You go from exploring a few too many App options in the attempt to streamline your digital life (Mac, iPhone, iPad sync option a must), determined to shut down this journal, to determined to keep it, determined to write a little bit everyday because writing is a muscle that you have to stretch. It's been good for you since the beginning, since you can remember. R may not have a heroic story as to how he became a designer. There was no moment at age six when he realized that boom, one day he was going to spend days creating images paired with typography that convey tones like "youth," "vibrance," and "strength." Mine isn't heroic either, but I did have a moment at age seven while writing my first "作文" for class that boom, this is what I want to be doing always for the rest of this life, even if it's word vomit, even if these muscles are lax, even if the heart is reengineered to diagrams, timelines, and budgets. So, that is why, I'm not yet going to fully invest in one of these fancy Apps (until they sync directly to Wordpress). I'll keep going.

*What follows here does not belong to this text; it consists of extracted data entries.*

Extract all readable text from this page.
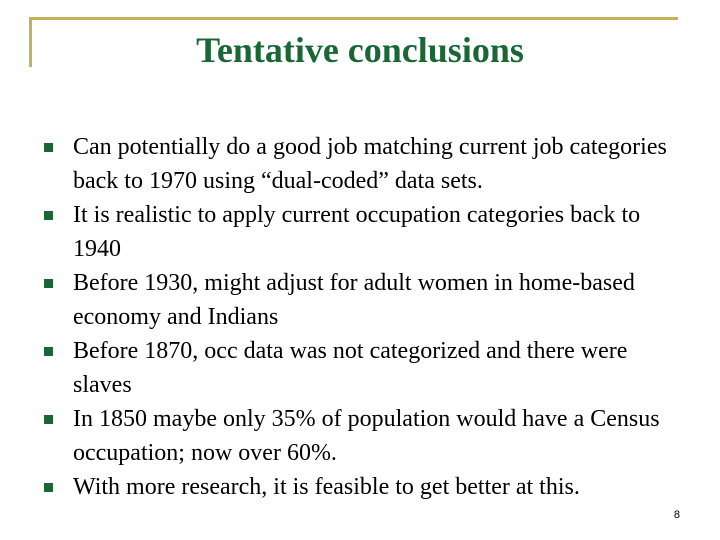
Tentative conclusions
Can potentially do a good job matching current job categories back to 1970 using “dual-coded” data sets.
It is realistic to apply current occupation categories back to 1940
Before 1930, might adjust for adult women in home-based economy and Indians
Before 1870, occ data was not categorized and there were slaves
In 1850 maybe only 35% of population would have a Census occupation; now over 60%.
With more research, it is feasible to get better at this.
8
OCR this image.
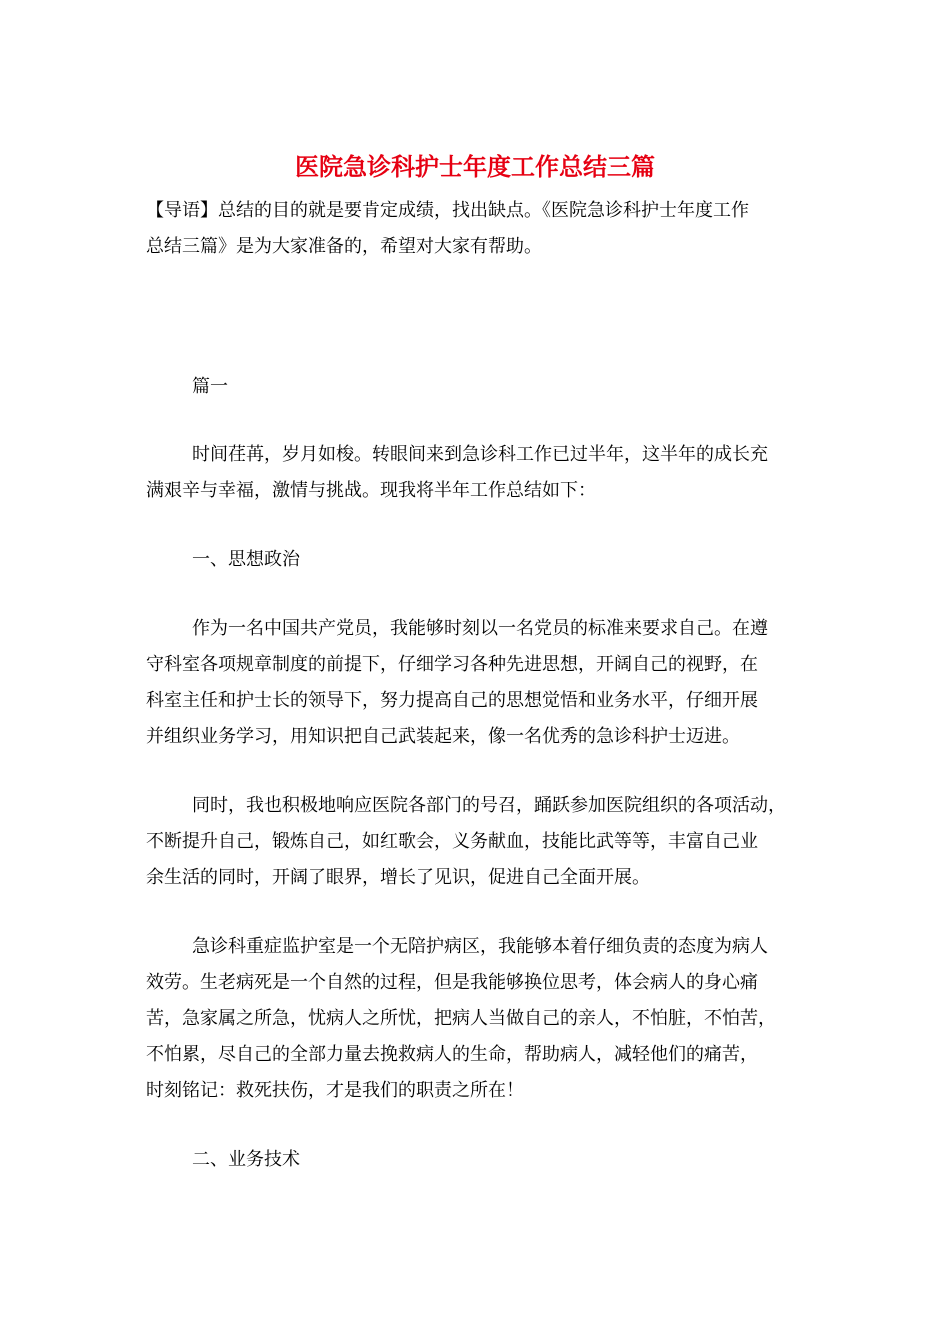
医院急诊科护士年度工作总结三篇
【导语】总结的目的就是要肯定成绩，找出缺点。《医院急诊科护士年度工作
总结三篇》是为大家准备的，希望对大家有帮助。
篇一
时间荏苒，岁月如梭。转眼间来到急诊科工作已过半年，这半年的成长充
满艰辛与幸福，激情与挑战。现我将半年工作总结如下：
一、思想政治
作为一名中国共产党员，我能够时刻以一名党员的标准来要求自己。在遵
守科室各项规章制度的前提下，仔细学习各种先进思想，开阔自己的视野，在
科室主任和护士长的领导下，努力提高自己的思想觉悟和业务水平，仔细开展
并组织业务学习，用知识把自己武装起来，像一名优秀的急诊科护士迈进。
同时，我也积极地响应医院各部门的号召，踊跃参加医院组织的各项活动，
不断提升自己，锻炼自己，如红歌会，义务献血，技能比武等等，丰富自己业
余生活的同时，开阔了眼界，增长了见识，促进自己全面开展。
急诊科重症监护室是一个无陪护病区，我能够本着仔细负责的态度为病人
效劳。生老病死是一个自然的过程，但是我能够换位思考，体会病人的身心痛
苦，急家属之所急，忧病人之所忧，把病人当做自己的亲人，不怕脏，不怕苦，
不怕累，尽自己的全部力量去挽救病人的生命，帮助病人，减轻他们的痛苦，
时刻铭记：救死扶伤，才是我们的职责之所在！
二、业务技术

Maybe the key to any successful App is just that: to create a complete experience. Writer didn't work out because it was only a simple, clean word pad. After you write in it it lays dead in your hands, stuck, unless you copy and paste it to another App. As a minimalist who relish in throwing things away, constantly, I need Apps that offer a holistic experience that takes me on a complete and conclusive journey. Do not give me part of an experience, give me the entire experience. Even if there are weaknesses, there's always time to itinerate on better design, better fluidity, better interaction, but the complete story, the bones and muscles, you must have in the beginning.

A relationship works a bit differently. Fitting two stories, two habits, two intentions into one will never be easy and conclusive. Part of the joy (and the pain), is the process of intertwining the narratives. You will learn to lose a bit of yourself, and there is a part of you -- the giver -- that enjoys the selflessness. Because what is living if not a process of giving and taking, and the 恩怨 that results from that tension. China is an entire culture built on those acts of exchange. The other part of you, the lioness, the obstinate, increasing alpha and confident one, learns to seek control and a balance. The trick is to give enough -- to love enough, without losing oneself.

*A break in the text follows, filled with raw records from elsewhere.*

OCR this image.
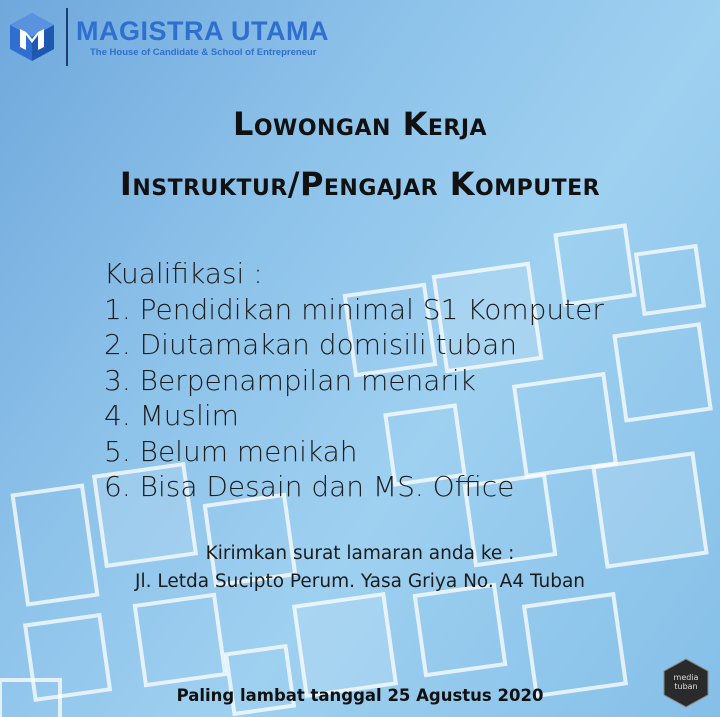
MAGISTRA UTAMA
The House of Candidate & School of Entrepreneur
Lowongan Kerja
Instruktur/Pengajar Komputer
Kualifikasi :
1. Pendidikan minimal S1 Komputer
2. Diutamakan domisili tuban
3. Berpenampilan menarik
4. Muslim
5. Belum menikah
6. Bisa Desain dan MS. Office
Kirimkan surat lamaran anda ke :
Jl. Letda Sucipto Perum. Yasa Griya No. A4 Tuban
Paling lambat tanggal 25 Agustus 2020
media
tuban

The discovery of narrative keeps it going. To learn about a person, layer by layer, through actions, interactions, the way they look at you, the way they don't look at you, through stories, and the gaps in the stories, you learn to fill in the blanks, and the gaps keeps it interesting. The greater gap is the present, the days that you weave with that person, and the future, whatever it might be. Make sure it mobilizes you in some way. Make sure it makes you a better person. Make sure that after all the insecurities, a stronger, tougher, kinder you will emerge. But know that too, you should not burden another person with making you into a better person. Hold on to those principles and passions that matter to you, and as a young casanova once told me, "it's not about what you’re doing for him, or what he’s doing for you. It’s about what you do together."